Wednesday, 19 April 2017

All quiet on the southern front

The blog has been somewhat inactive in the past month, and one could be forgiven for believing I have fallen off the face of the wargaming world. Nothing could be farther from the truth, but what the silence does indicate is a lack of gaming. Earlier this year I decided that in an effort to keep the blog tidy and make me focus on the gaming side of my hobby more, I would only post battle reports on the blog. So no painting updates and no navel gazing (surely in a wargaming blog that should be naval?).  With John in the process of extensive renovations and my games table covered in bits and bobs a gaming space has been hard to come by, and as regards time, I have been using it to build and paint. However, I feel the urge to write an update and get some decent navel gazing in, as I have embarked on a series of new and exciting projects in the past couple of months.

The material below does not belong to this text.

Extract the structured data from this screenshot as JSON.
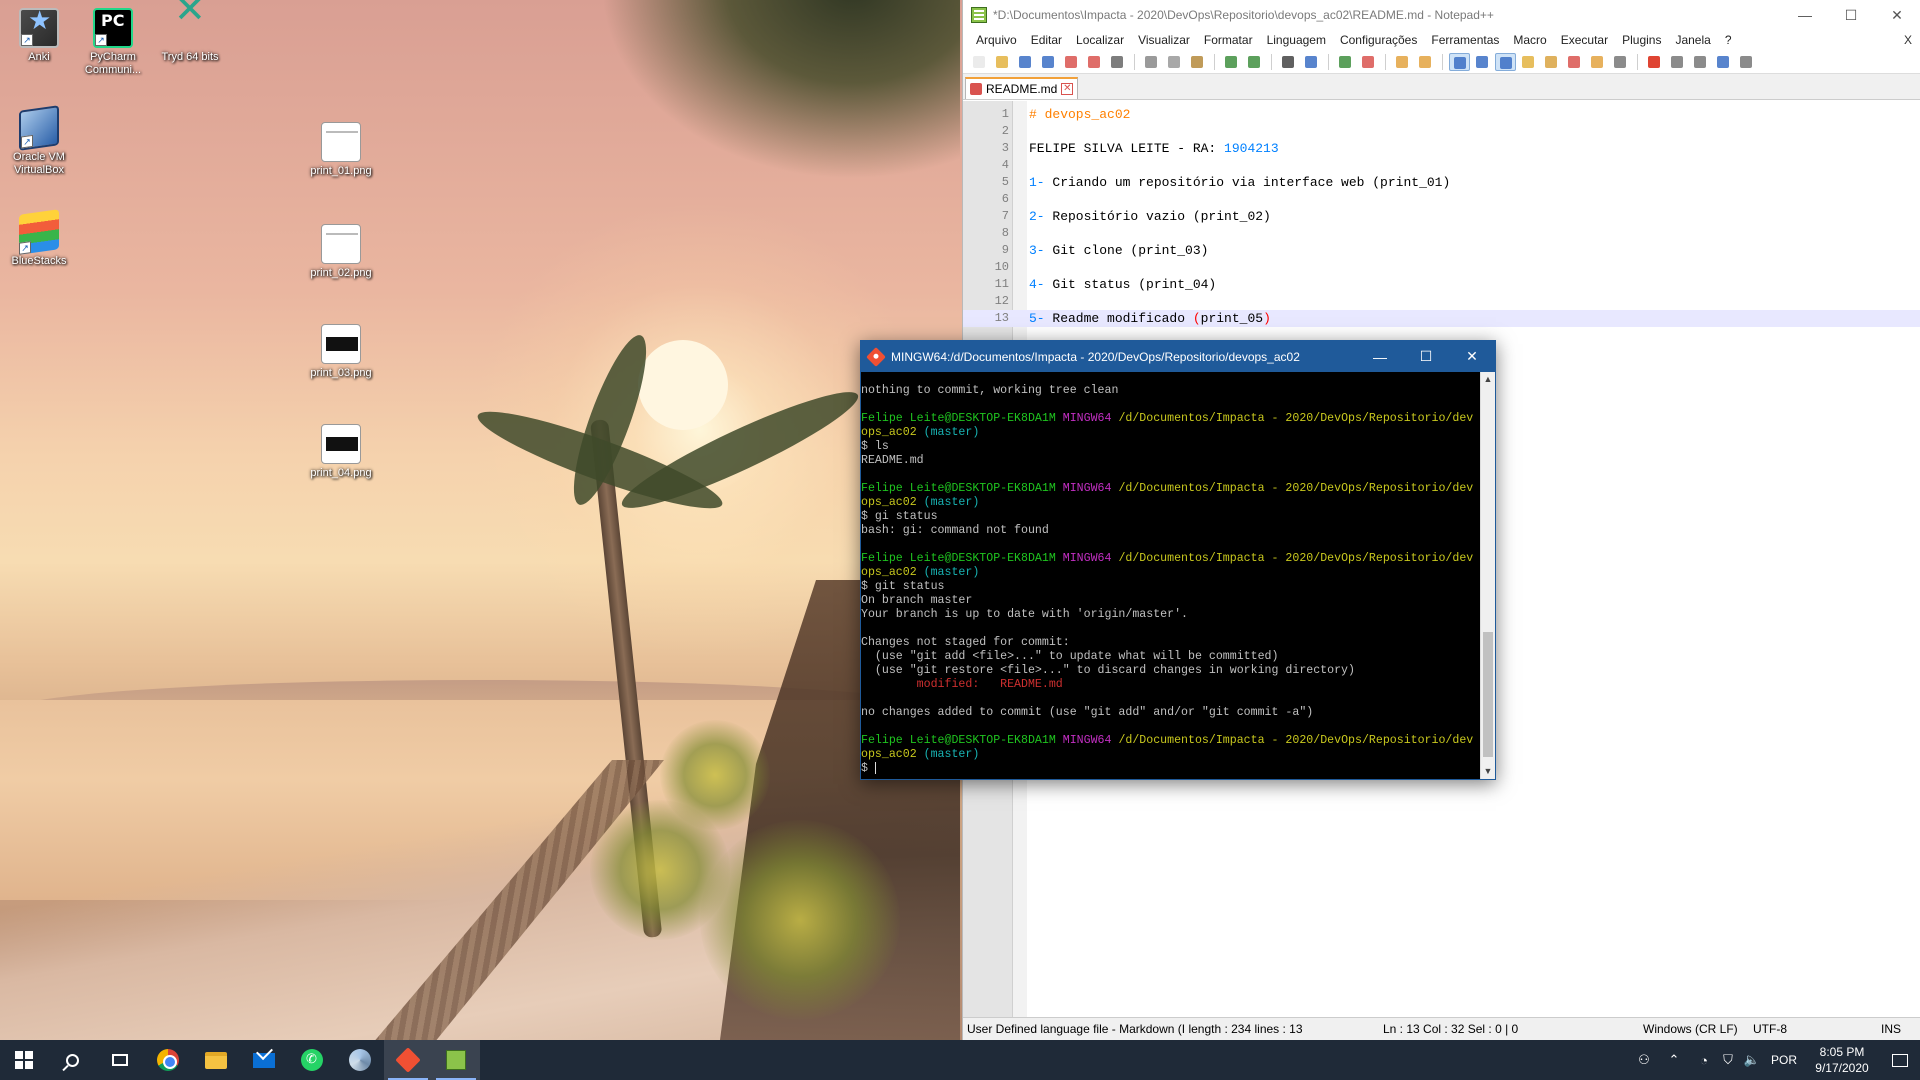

First of all, the painting:
Spanish Marlburians..
Their British opponents (and sheep in the background...)
Some of the painting that I've done for Craig.
A close up of some of the WWI tanks I've painted for him
A whole paratrooper company along with an SS company and other assorted Flames of War painting have come to their conclusion, and so today I received the next batch of German grenadiers to start on. Not that I'm complaining, as this, as always, is funding my own projects.

So what's he working on now then?

The release of the Pikeman's Lament rules has been a filip to my wargaming ambitions. At first I decided that I would do the Thirty Years War and invest in a battalia box from Warlord Games, which would give me virtually everything that I needed. But while that package was going AWOL I came to the conclusion that there is no reason that these rules wouldn't work wonderfully well for the Wargames Factory Marlburian figures I had lying around. Having bought Nick Dorrell's book on the Allied armies operating in Spain, I decided to concentrate on this theatre as the background to the project. Then I began reading about Peterborough's campaigns. Needless to say I am hooked. Currently I'm halfway through building companies for the Allied and Bourbon forces.

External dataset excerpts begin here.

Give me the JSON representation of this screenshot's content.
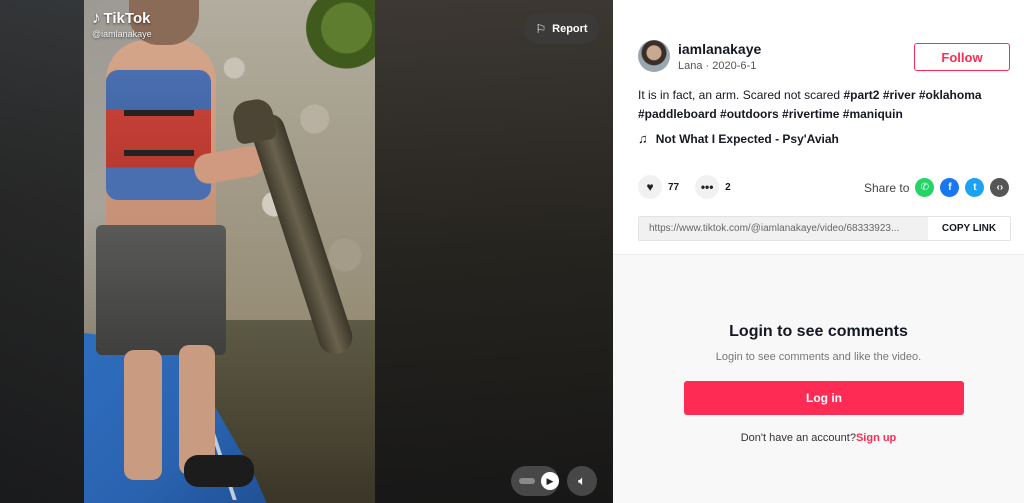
{
  "brand": {
    "logo_text": "TikTok",
    "handle_watermark": "@iamlanakaye",
    "accent_color": "#fe2c55"
  },
  "video": {
    "report_label": "Report"
  },
  "author": {
    "username": "iamlanakaye",
    "nickname": "Lana",
    "date": "2020-6-1",
    "follow_label": "Follow"
  },
  "caption": {
    "text": "It is in fact, an arm. Scared not scared",
    "hashtags": [
      "#part2",
      "#river",
      "#oklahoma",
      "#paddleboard",
      "#outdoors",
      "#rivertime",
      "#maniquin"
    ]
  },
  "music": {
    "title": "Not What I Expected - Psy'Aviah"
  },
  "stats": {
    "likes": "77",
    "comments": "2"
  },
  "share": {
    "label": "Share to",
    "targets": [
      "whatsapp-icon",
      "facebook-icon",
      "twitter-icon",
      "embed-icon"
    ]
  },
  "link": {
    "url": "https://www.tiktok.com/@iamlanakaye/video/68333923...",
    "copy_label": "COPY LINK"
  },
  "comments": {
    "title": "Login to see comments",
    "subtitle": "Login to see comments and like the video.",
    "login_label": "Log in",
    "no_account": "Don't have an account?",
    "signup_label": "Sign up"
  }
}
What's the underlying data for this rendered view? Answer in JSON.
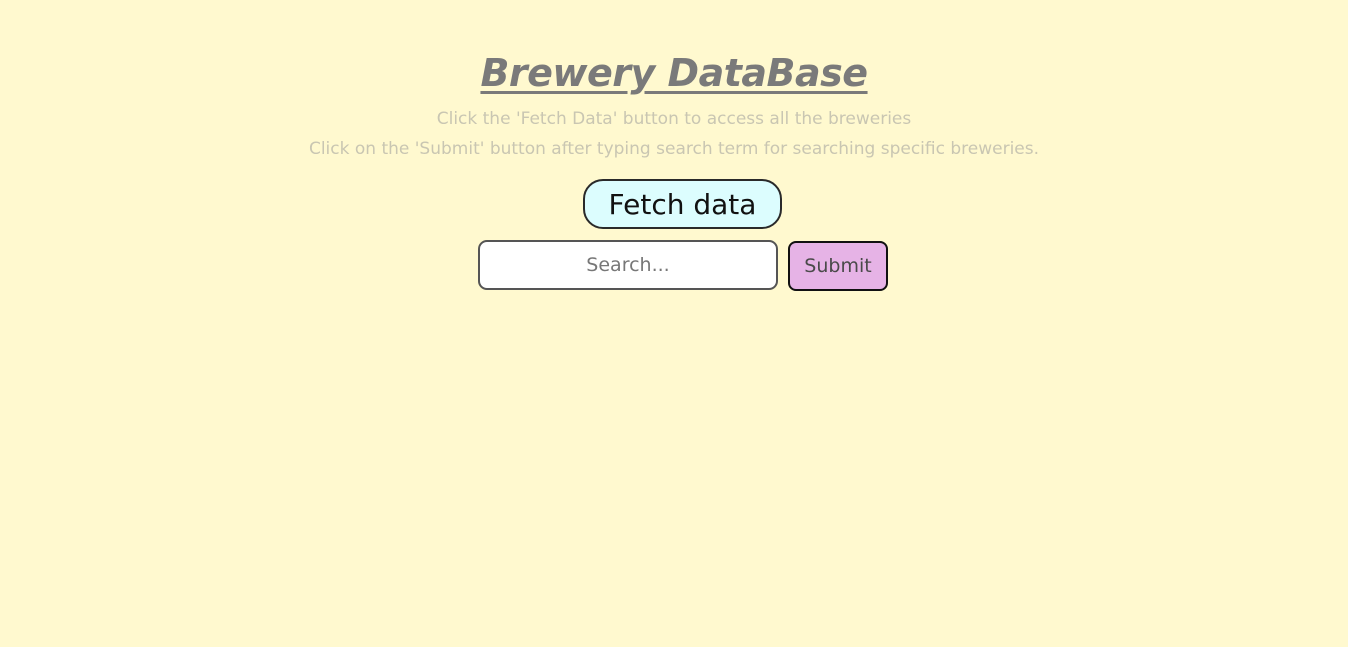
{
  "header": {
    "title": "Brewery DataBase",
    "hint_fetch": "Click the 'Fetch Data' button to access all the breweries",
    "hint_submit": "Click on the 'Submit' button after typing search term for searching specific breweries."
  },
  "controls": {
    "fetch_label": "Fetch data",
    "search_placeholder": "Search...",
    "search_value": "",
    "submit_label": "Submit"
  },
  "colors": {
    "background": "#fff9cf",
    "fetch_button": "#dcfdfe",
    "submit_button": "#e6b3e6",
    "title": "#7a7a7a"
  }
}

The other thing that Pikeman's Lament stirred in my imagination was that they would be eminently suitable, with very little adaptation, to the second, and rather more famous, Peninsular War. So add a box of Victrix French and a box of Perry British, and that plastic mountain just continues to grow. It therefore means that I have three skirmish scale projects under development all using the same basic rules. Even better, PL is so much like Lion Rampant, that the same rules system is also my go-to for Gallic Wars skirmish. Although I have decided to start calling Eagle Rampant, 'Caesar Rampant', due to the Napoleonic version of Lion Rampant having the same name. And just to maximise the utility of the rules, I also have three boxes of plastic Gripping Beast Dark Ages on their way to be kitted out for the same games system.

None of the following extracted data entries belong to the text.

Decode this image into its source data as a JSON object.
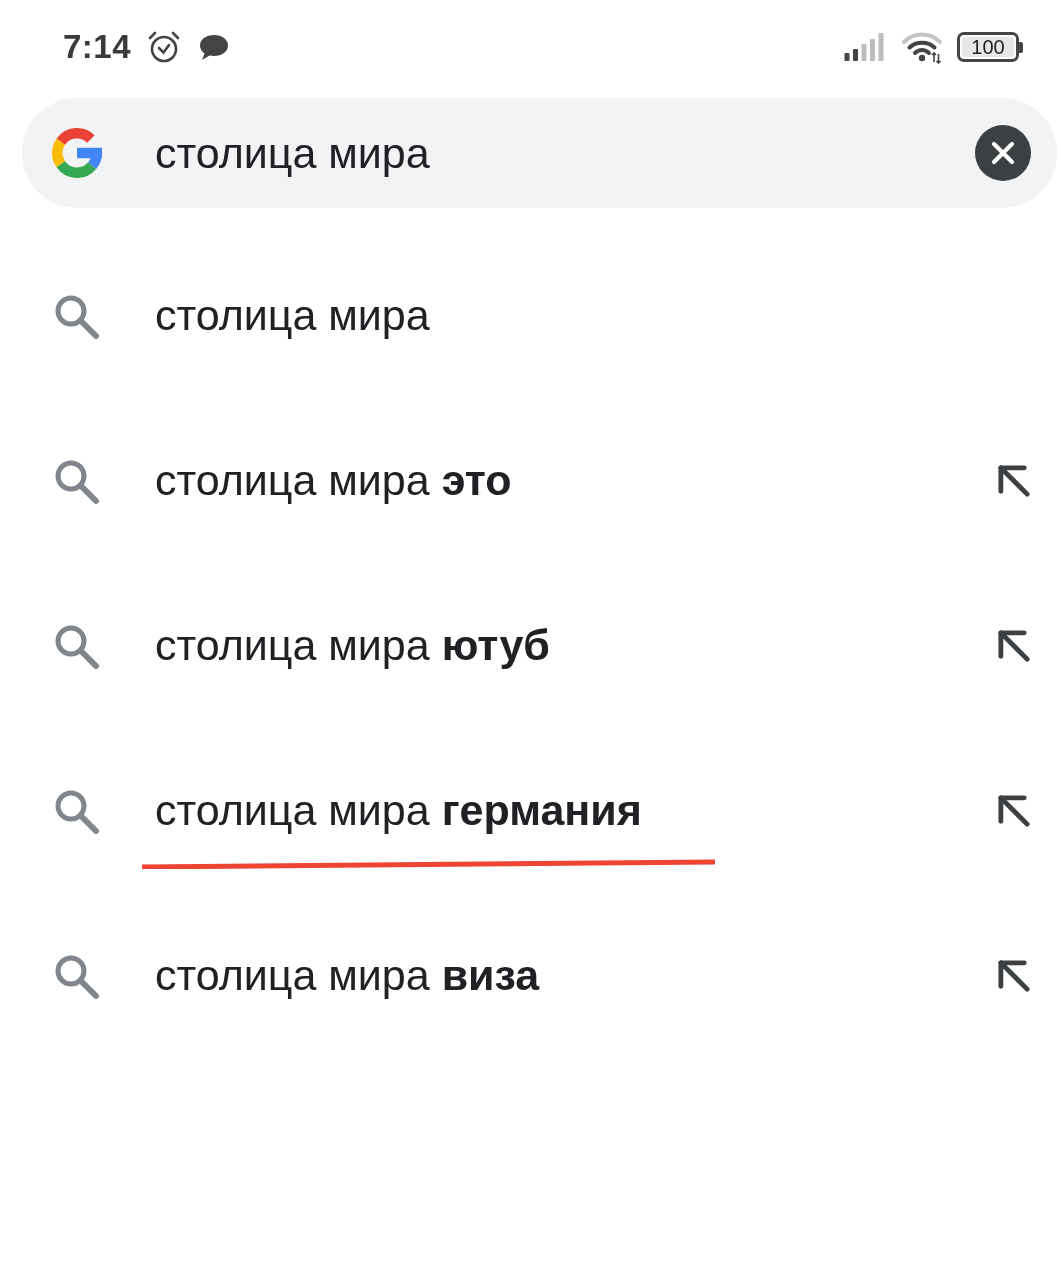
{
  "status_bar": {
    "time": "7:14",
    "battery": "100"
  },
  "search": {
    "value": "столица мира"
  },
  "suggestions": [
    {
      "text": "столица мира",
      "kind": "query",
      "underlined": false
    },
    {
      "text": "столица мира **это**",
      "kind": "completion",
      "underlined": false
    },
    {
      "text": "столица мира **ютуб**",
      "kind": "completion",
      "underlined": false
    },
    {
      "text": "столица мира **германия**",
      "kind": "completion",
      "underlined": true
    },
    {
      "text": "столица мира **виза**",
      "kind": "completion",
      "underlined": false
    }
  ]
}
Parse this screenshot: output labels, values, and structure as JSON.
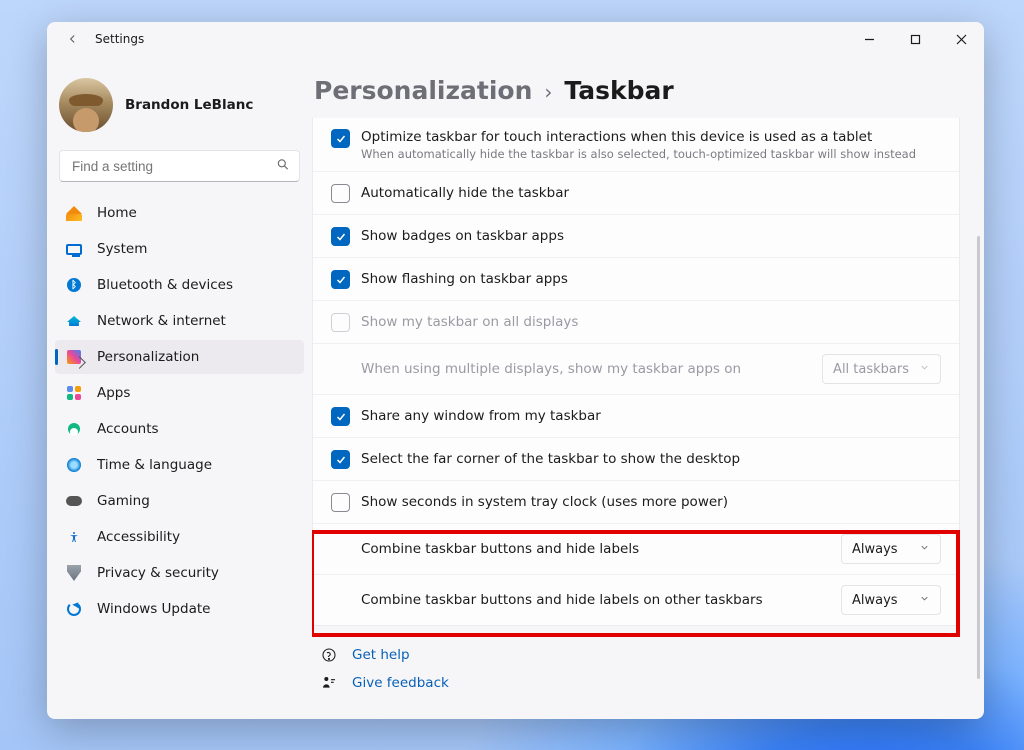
{
  "window": {
    "title": "Settings"
  },
  "profile": {
    "name": "Brandon LeBlanc"
  },
  "search": {
    "placeholder": "Find a setting"
  },
  "sidebar": {
    "items": [
      {
        "label": "Home"
      },
      {
        "label": "System"
      },
      {
        "label": "Bluetooth & devices"
      },
      {
        "label": "Network & internet"
      },
      {
        "label": "Personalization"
      },
      {
        "label": "Apps"
      },
      {
        "label": "Accounts"
      },
      {
        "label": "Time & language"
      },
      {
        "label": "Gaming"
      },
      {
        "label": "Accessibility"
      },
      {
        "label": "Privacy & security"
      },
      {
        "label": "Windows Update"
      }
    ],
    "selectedIndex": 4
  },
  "breadcrumb": {
    "parent": "Personalization",
    "page": "Taskbar"
  },
  "rows": {
    "optimize": {
      "label": "Optimize taskbar for touch interactions when this device is used as a tablet",
      "sub": "When automatically hide the taskbar is also selected, touch-optimized taskbar will show instead",
      "checked": true
    },
    "autohide": {
      "label": "Automatically hide the taskbar",
      "checked": false
    },
    "badges": {
      "label": "Show badges on taskbar apps",
      "checked": true
    },
    "flashing": {
      "label": "Show flashing on taskbar apps",
      "checked": true
    },
    "multimon": {
      "label": "Show my taskbar on all displays",
      "checked": false
    },
    "multiapps": {
      "label": "When using multiple displays, show my taskbar apps on",
      "value": "All taskbars"
    },
    "sharewin": {
      "label": "Share any window from my taskbar",
      "checked": true
    },
    "farcorner": {
      "label": "Select the far corner of the taskbar to show the desktop",
      "checked": true
    },
    "seconds": {
      "label": "Show seconds in system tray clock (uses more power)",
      "checked": false
    },
    "combine1": {
      "label": "Combine taskbar buttons and hide labels",
      "value": "Always"
    },
    "combine2": {
      "label": "Combine taskbar buttons and hide labels on other taskbars",
      "value": "Always"
    }
  },
  "footer": {
    "help": "Get help",
    "feedback": "Give feedback"
  }
}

On top of this I also have ordered some  Black Hat 15mm Marlburian armies to be used with the Honours of War rules, meaning that these will now form the basis for my Seven Years War, Great Northern War and, (now) Spanish Succession gaming.

Just when I was thinking this seemed like a lot to deal with, Mike announced his intention of playing Team Yankee, Battlefront's World War Three game. A couple of quick messages and my Great War Flames of War were swapped with Craig for his Cold War Soviets and the beginning of a West German army too. 

And as my butterfly like mind refused to settle anywhere for more than  few seconds, a final project has begun to develop in my mind. This is to get hold of some of the Irregular Miniatures 42mm toy soldiers and paint them up in gloss varnish, using dead simple HG Wells/Young and Lawford/Featherstone/Grant style rules. My mind is thinking of British and Germans in the 1890s. Guards in Bearskins, line infantry in home service helmets, Life Guards in crested helms taking on uhlans and pickelhaubed hordes. The sort of thing that would happily grace a nursery floor at the end of the Victorian period.
Image result for HG Wells, little wars
Will this new endeavour require the growth of a moustache?
So stay tuned, a lot of new projects on the horizon.

And hopefully some gaming. Which will mean blog posts.